Merry Hill Shopping Centre

The owner of the giant Merry Hill Centre has completed a £488m refinancing deal on a loan agreement taken out to facilitate its full ownership of the shopping complex.

Intu bought a 50% stake in the centre in March 2014 for £408m from Westfield with Queensland Investment Corporation retaining the other 50% stake, for which it paid £524m in 2007.

In its drive to improve the site, intu agreed to acquire the remaining 50% from QIC last year in a £410m deal.

It has now completed the refinancing with a £488m loan, which will mature in 2024.

The refinancing deal was led by Linklaters and involved a consortium of four lenders including Wells Fargo and BNP Paribas.

In last month’s interim results, intu stated: “We have carried out significant refinancing activity in recent years which has resulted in diversified sources of funding, including secured bonds plus syndicated bank debt secured on individual or pools of assets, with limited or no recourse from the borrowing entities to other group companies outside of these arrangements.”

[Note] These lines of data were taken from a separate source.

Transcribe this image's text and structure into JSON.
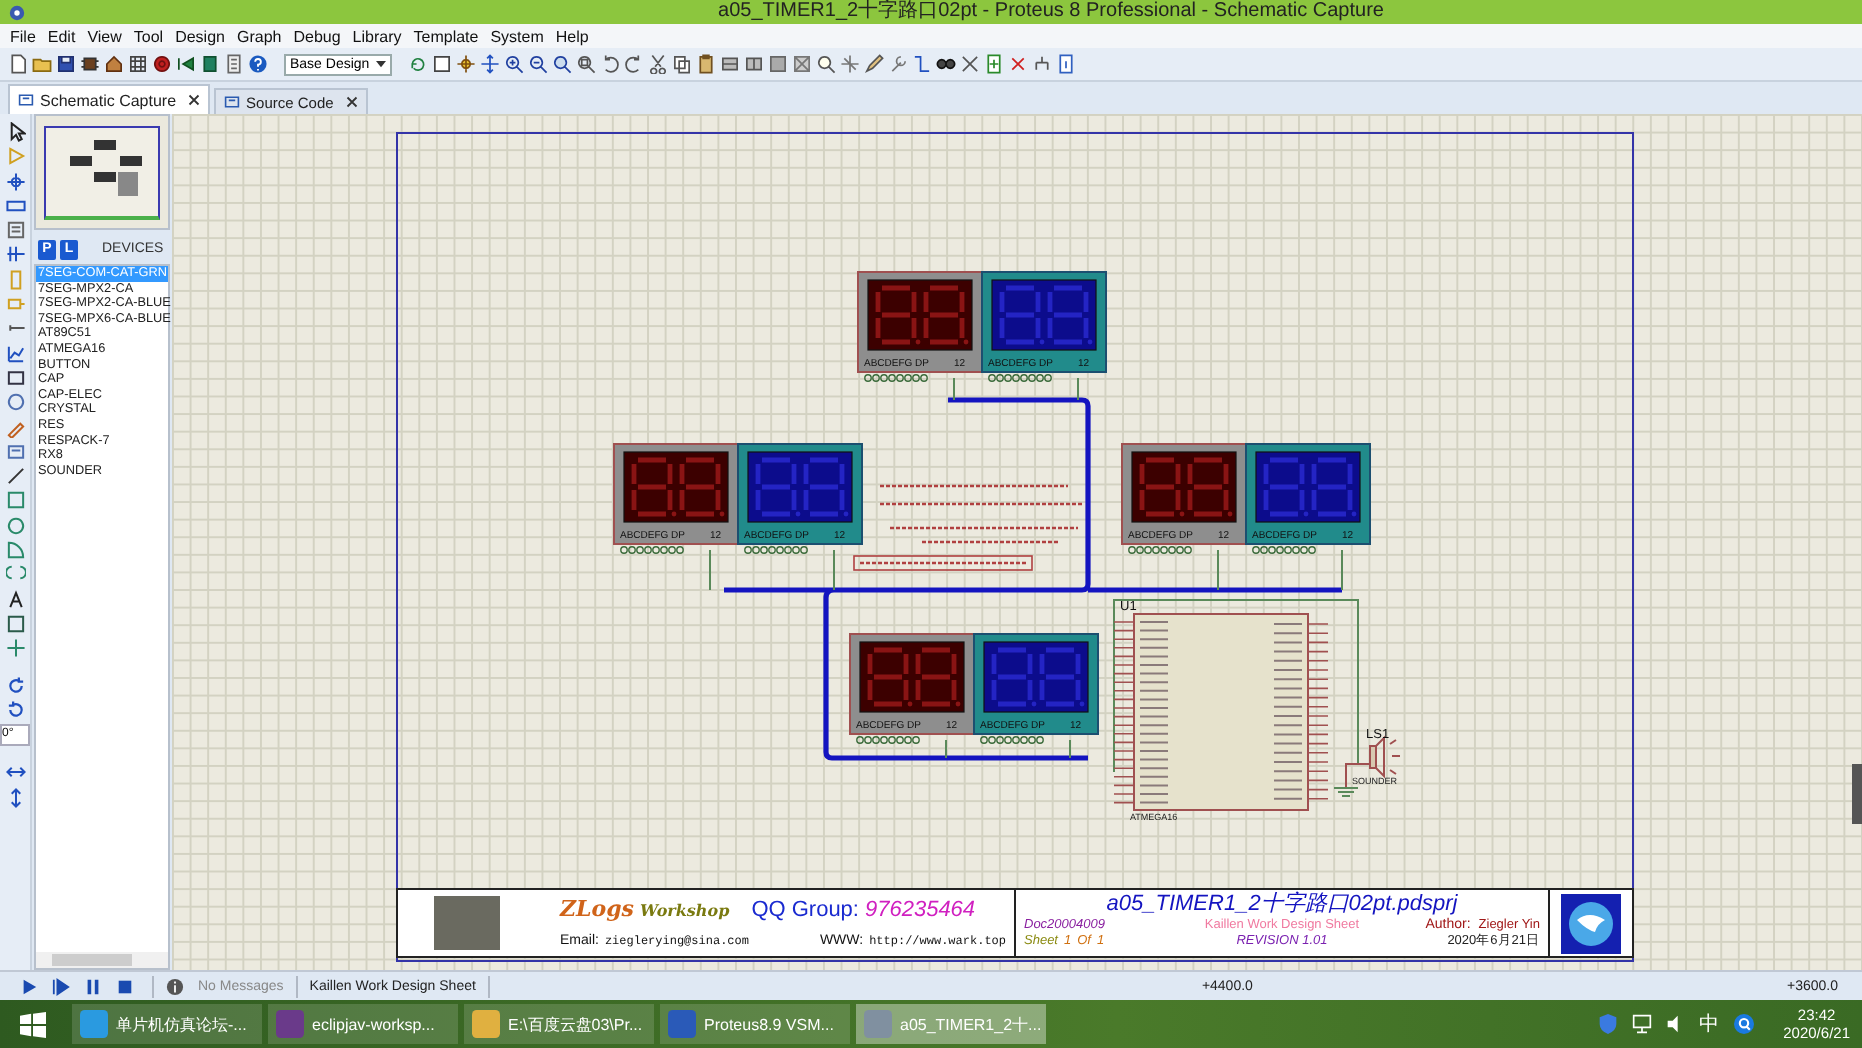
{
  "window": {
    "title": "a05_TIMER1_2十字路口02pt - Proteus 8 Professional - Schematic Capture"
  },
  "menu": [
    "File",
    "Edit",
    "View",
    "Tool",
    "Design",
    "Graph",
    "Debug",
    "Library",
    "Template",
    "System",
    "Help"
  ],
  "toolbar": {
    "variant": "Base Design"
  },
  "tabs": [
    {
      "label": "Schematic Capture",
      "selected": true
    },
    {
      "label": "Source Code",
      "selected": false
    }
  ],
  "devices": {
    "p": "P",
    "l": "L",
    "header": "DEVICES",
    "items": [
      {
        "label": "7SEG-COM-CAT-GRN",
        "selected": true
      },
      {
        "label": "7SEG-MPX2-CA",
        "selected": false
      },
      {
        "label": "7SEG-MPX2-CA-BLUE",
        "selected": false
      },
      {
        "label": "7SEG-MPX6-CA-BLUE",
        "selected": false
      },
      {
        "label": "AT89C51",
        "selected": false
      },
      {
        "label": "ATMEGA16",
        "selected": false
      },
      {
        "label": "BUTTON",
        "selected": false
      },
      {
        "label": "CAP",
        "selected": false
      },
      {
        "label": "CAP-ELEC",
        "selected": false
      },
      {
        "label": "CRYSTAL",
        "selected": false
      },
      {
        "label": "RES",
        "selected": false
      },
      {
        "label": "RESPACK-7",
        "selected": false
      },
      {
        "label": "RX8",
        "selected": false
      },
      {
        "label": "SOUNDER",
        "selected": false
      }
    ]
  },
  "rotation": "0°",
  "schematic": {
    "displays": [
      {
        "kind": "red",
        "segments": "ABCDEFG DP",
        "pins": "12"
      },
      {
        "kind": "blue",
        "segments": "ABCDEFG DP",
        "pins": "12"
      },
      {
        "kind": "red",
        "segments": "ABCDEFG DP",
        "pins": "12"
      },
      {
        "kind": "blue",
        "segments": "ABCDEFG DP",
        "pins": "12"
      },
      {
        "kind": "red",
        "segments": "ABCDEFG DP",
        "pins": "12"
      },
      {
        "kind": "blue",
        "segments": "ABCDEFG DP",
        "pins": "12"
      },
      {
        "kind": "red",
        "segments": "ABCDEFG DP",
        "pins": "12"
      },
      {
        "kind": "blue",
        "segments": "ABCDEFG DP",
        "pins": "12"
      }
    ],
    "mcu": {
      "ref": "U1",
      "part": "ATMEGA16"
    },
    "sounder": {
      "ref": "LS1",
      "part": "SOUNDER"
    }
  },
  "title_block": {
    "brand": "ZLogs",
    "brand2": "Workshop",
    "qq_label": "QQ Group:",
    "qq": "976235464",
    "email_label": "Email:",
    "email": "zieglerying@sina.com",
    "www_label": "WWW:",
    "www": "http://www.wark.top",
    "project": "a05_TIMER1_2十字路口02pt.pdsprj",
    "doc": "Doc20004009",
    "design": "Kaillen Work Design Sheet",
    "author_label": "Author:",
    "author": "Ziegler Yin",
    "sheet_label": "Sheet",
    "sheet": "1",
    "of_label": "Of",
    "of": "1",
    "revision": "REVISION 1.01",
    "date": "2020年6月21日"
  },
  "status_bar": {
    "messages": "No Messages",
    "sheet": "Kaillen Work Design Sheet",
    "x": "+4400.0",
    "y": "+3600.0"
  },
  "taskbar": {
    "items": [
      {
        "label": "单片机仿真论坛-...",
        "selected": false
      },
      {
        "label": "eclipjav-worksp...",
        "selected": false
      },
      {
        "label": "E:\\百度云盘03\\Pr...",
        "selected": false
      },
      {
        "label": "Proteus8.9 VSM...",
        "selected": false
      },
      {
        "label": "a05_TIMER1_2十...",
        "selected": true
      }
    ],
    "ime": "中",
    "time": "23:42",
    "date": "2020/6/21"
  }
}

The group has its work cut out improving the centre, which although one of the largest in its portfolio of major regional centres, currently has the lowest occupancy rate at 92%.

It still manages to generate a rental income of £40.5m but that has been impacted during the past year with the closure of its large BHS unit following the group’s administration and Sainsbury’s decision to pull out of its supermarket at the end of last year.

The Sainsbury’s unit, and an adjoining one formerly occupied by a Burger King restaurant, are both being converted to accommodate a new Next store, which will go some way towards making up the shortfall.

However, Next already occupies two units in the complex – one a large unit away from the main mall specialising in homeware – and what the fate of these two units is, remains to be seen.

Plans have just been submitted to locate a new Starbucks coffee shop in the car park next to the homeware unit, which may herald future development at the site.

In the meantime, intu is ploughing £110m into the centre to try and upgrade facilities in the hope it can encourage a more affluent customer base.

At 48% it has the lowest percentage of ABC1 customers amongst any of the group’s major regional centres.

Part of the plan is to develop a new restaurant quarter and to encourage larger units, with the aim of attracting more high quality tenants.
The centre, which is valued at £917m, is the UK’s seventh largest shopping centre and attracts an annual footfall of around 22 million people.